I am not an expert on financial markets. To the extent I write about stocks and markets, I stick to what I know and understand: technology, products, business, and strategy. However, I have often wondered what good does short-selling bring about as a financial tool.
Well, yesterday, Jim Cramer started ranting on CNBC about how the Hedge Funds and short-sellers have brought AIG and other financial institutions down, and how Chris Cox, SEC Chairman, fell asleep on the wheels. Cramer believes that the SEC should bring back the uptick rule which Cox cancelled. That rule requires a stock to tick up in price before it can be sold short. Cramer, this morning, has even started a rumor of financial terrorism.
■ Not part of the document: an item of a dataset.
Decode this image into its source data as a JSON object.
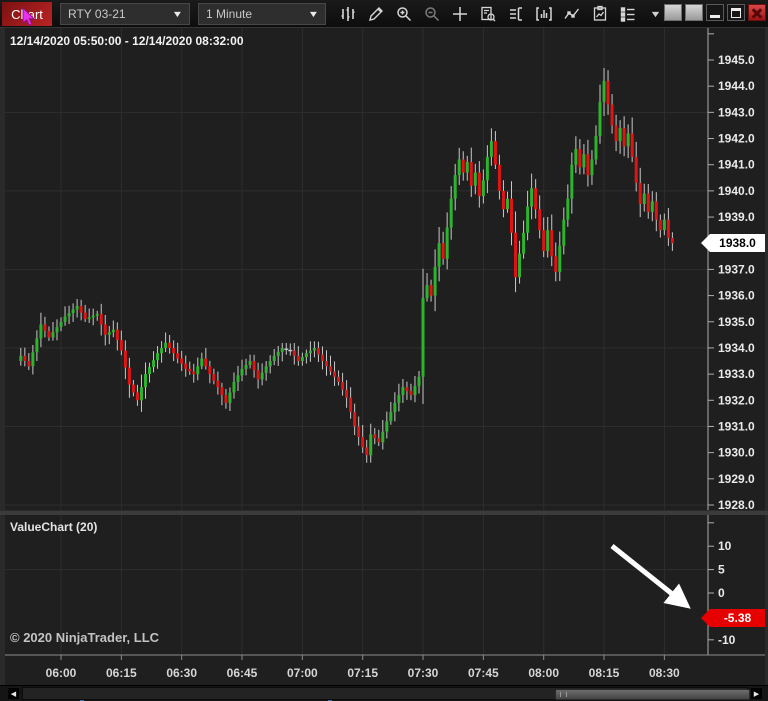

And today, it seems, the world has awakened to a broader awareness about short-selling as a problem, as Hedge Funds dig up dirt to crash a stock, which in turn, often crashes companies. New York Attorney General Andrew Cuomo now wants a wide-ranging investigation into short-selling.
I have been asked by Hedge Fund managers if I could become a “source” of bad news for them. Intellectually, I possibly could. But how would I wake up in the morning and look at myself in the mirror if that became my business?
You see, those who are in the business of “building” don’t like this destructive component of the financial market, and it triggers some visceral nauseating reaction in us.
Yet, business schools continue to send their best and brightest students into a profession – Trading – which has nothing to do with building, and most certainly nothing to do with leadership or vision. And Traders use both Long and Short positions to do their job. The whole thing feels like a wastage, although most experts would tell you that short selling does need to remain legal as a “market tool“.
The ever-optimistic entrepreneur in me wants to believe that this crisis will perhaps steer us away from the greed and destructive behavior, and put the focus back on Building. I am not sure, somehow, if the realist in me is as hopeful.